A first draft is almost never perfect. Instead, it’s like a rough sketch or a “thumbnail,” to borrow a term from the world of comic books. It provides the outline for the finished piece and helps writers and other professionals determine what sections to pay closer attention in refining the product further.
Employees in any number of other fields often can figure out these things on their own. After all, they’re professionals familiar with contours of their craft.
That only goes so far, though. Antle realized his reworked prose wasn’t making much progress. He was essentially pushing the cursor around at that point.
A good second pass helps everyone to find clarity.

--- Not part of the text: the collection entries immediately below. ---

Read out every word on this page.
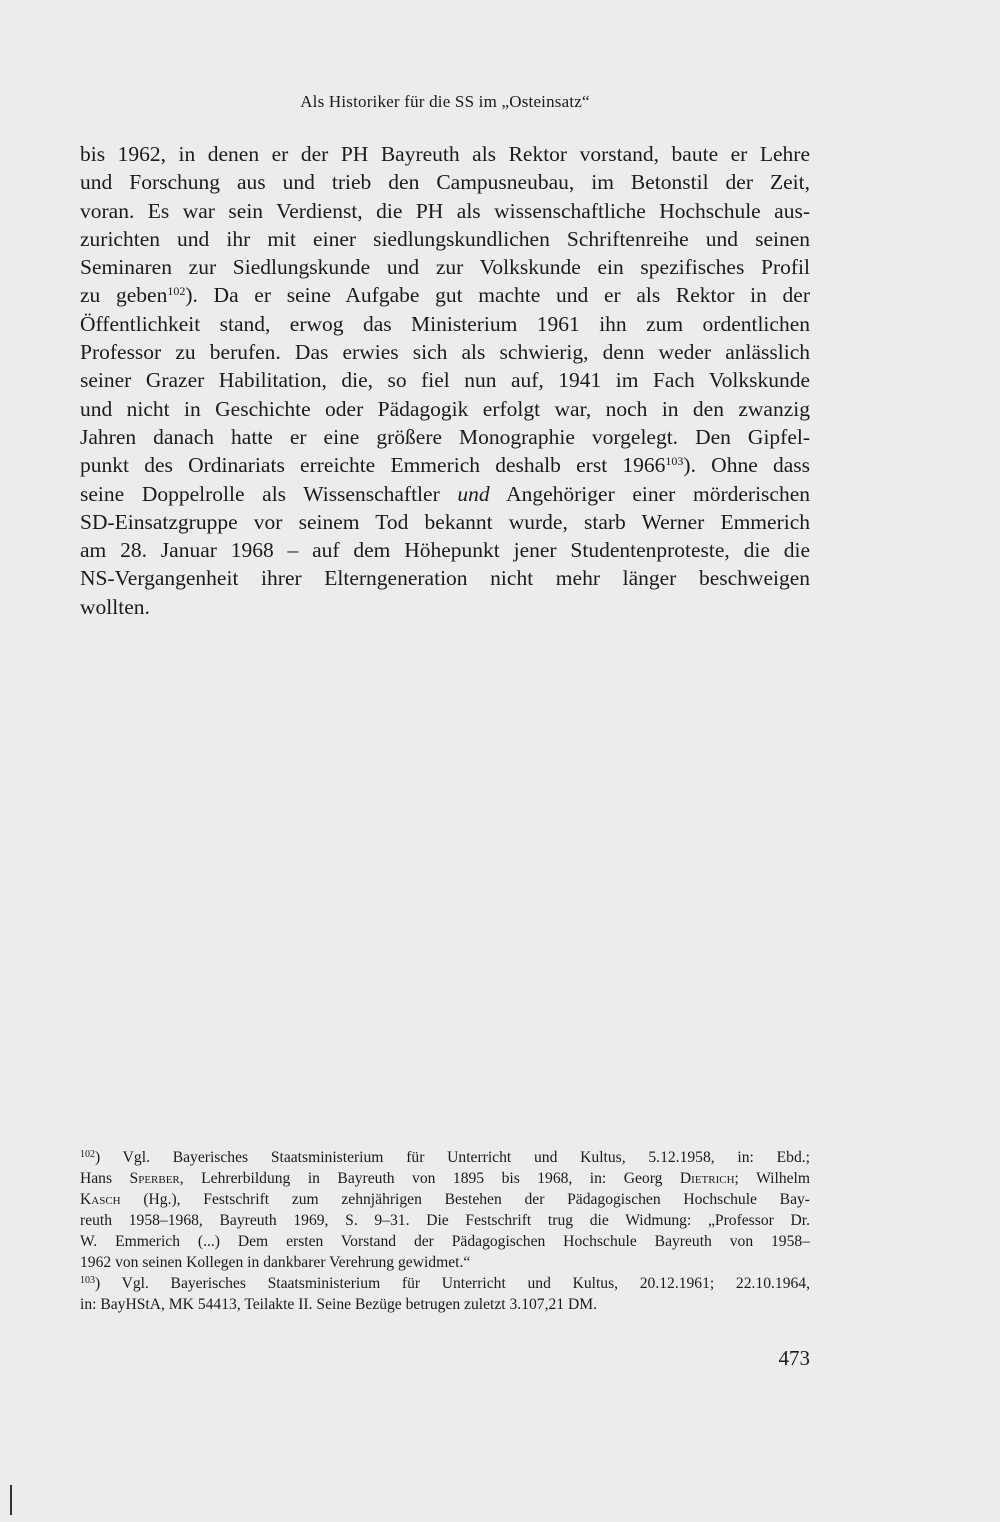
Als Historiker für die SS im „Osteinsatz“
bis 1962, in denen er der PH Bayreuth als Rektor vorstand, baute er Lehre
und Forschung aus und trieb den Campusneubau, im Betonstil der Zeit,
voran. Es war sein Verdienst, die PH als wissenschaftliche Hochschule aus-
zurichten und ihr mit einer siedlungskundlichen Schriftenreihe und seinen
Seminaren zur Siedlungskunde und zur Volkskunde ein spezifisches Profil
zu geben$^{102}$). Da er seine Aufgabe gut machte und er als Rektor in der
Öffentlichkeit stand, erwog das Ministerium 1961 ihn zum ordentlichen
Professor zu berufen. Das erwies sich als schwierig, denn weder anlässlich
seiner Grazer Habilitation, die, so fiel nun auf, 1941 im Fach Volkskunde
und nicht in Geschichte oder Pädagogik erfolgt war, noch in den zwanzig
Jahren danach hatte er eine größere Monographie vorgelegt. Den Gipfel-
punkt des Ordinariats erreichte Emmerich deshalb erst 1966$^{103}$). Ohne dass
seine Doppelrolle als Wissenschaftler und Angehöriger einer mörderischen
SD-Einsatzgruppe vor seinem Tod bekannt wurde, starb Werner Emmerich
am 28. Januar 1968 – auf dem Höhepunkt jener Studentenproteste, die die
NS-Vergangenheit ihrer Elterngeneration nicht mehr länger beschweigen
wollten.
$^{102}$) Vgl. Bayerisches Staatsministerium für Unterricht und Kultus, 5.12.1958, in: Ebd.;
Hans Sperber, Lehrerbildung in Bayreuth von 1895 bis 1968, in: Georg Dietrich; Wilhelm
Kasch (Hg.), Festschrift zum zehnjährigen Bestehen der Pädagogischen Hochschule Bay-
reuth 1958–1968, Bayreuth 1969, S. 9–31. Die Festschrift trug die Widmung: „Professor Dr.
W. Emmerich (...) Dem ersten Vorstand der Pädagogischen Hochschule Bayreuth von 1958–
1962 von seinen Kollegen in dankbarer Verehrung gewidmet.“
$^{103}$) Vgl. Bayerisches Staatsministerium für Unterricht und Kultus, 20.12.1961; 22.10.1964,
in: BayHStA, MK 54413, Teilakte II. Seine Bezüge betrugen zuletzt 3.107,21 DM.
473
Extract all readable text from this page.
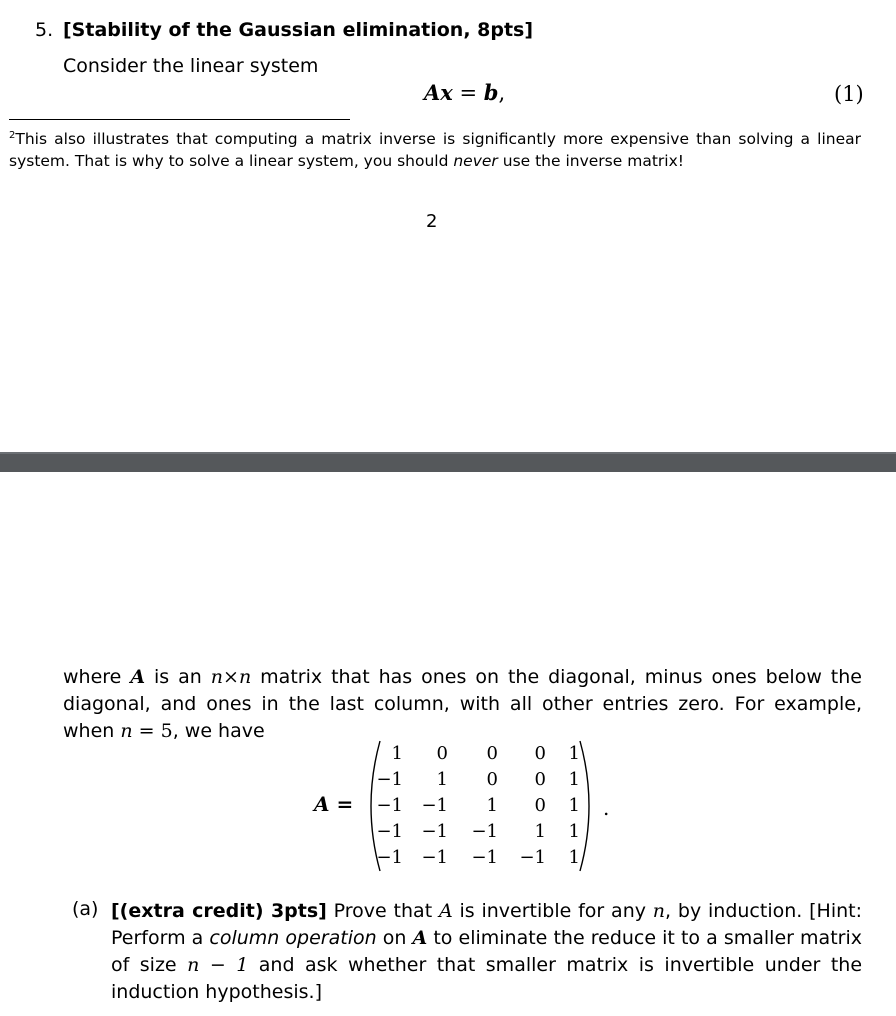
5. [Stability of the Gaussian elimination, 8pts]
Consider the linear system
Ax = b,	(1)
$^2$This also illustrates that computing a matrix inverse is significantly more expensive than solving a linear system. That is why to solve a linear system, you should never use the inverse matrix!
2
where A is an n×n matrix that has ones on the diagonal, minus ones below the diagonal, and ones in the last column, with all other entries zero. For example, when n = 5, we have
A =
1	0	0	0	1
−1	1	0	0	1
−1	−1	1	0	1
−1	−1	−1	1	1
−1	−1	−1	−1	1
.
(a) [(extra credit) 3pts] Prove that A is invertible for any n, by induction. [Hint: Perform a column operation on A to eliminate the reduce it to a smaller matrix of size n − 1 and ask whether that smaller matrix is invertible under the induction hypothesis.]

That next set of eyes can help provide a better sense of what works in the product and what doesn’t, helping to not only spot errors but step back and take in the larger landscape.
Expectations versus experience
Unfortunately, not everybody sees it that way.
Some bosses demand perfection on complex projects on the first go. That’s a tough standard under the best of circumstances. It’s near impossible when the team members are early in their careers.
Consider the case of a middle-managing editor charged with two direct reports that brought little experience to the newsroom. One was less than a year out of college while the other had never worked as a reporter.
You can probably guess the outcome. Virtually every story submitted had major issues, including basic grammar errors and misspelled names of judges, lawyers, law firms, you name it. The pieces were also peppered wth non non-sequiturs, or statements that seem to come out of nowhere.
Short story, long
These articles were nowhere near a state of “doneness,” in other words. And untangling the messes took time, to look names up, ask the reporters for clarifications, and further scrutinize the source material, just to get the basic shape of the story right.
A relatively short story that should have taken 20 minutes to edit could consume more than an hour. Longer articles not uncommonly took more than a half-day to move along. On top of this, the management insisted that all pieces passed up the chain be nearly-flawless, even though there were more sets of eyes that would see the product before publication.
This turned the editorial process itself into a giant bottleneck, which is hard to square with the concept of news deadlines. It was not a pretty picture.
The idea of “doneness” that Antle found worked well for him and it could work for folks in a variety of fields as well. In fact, a good boss ought to digest this concept and encourage it in her staff.
When you have worked on a project for a long time, and the process of improving it is yielding ever-diminishing returns, you’re probably there. You have reached “doneness” and it’s a good time for someone else to step in. That shouldn’t be considered a knock against you, it’s just a fact of a healthy creative process.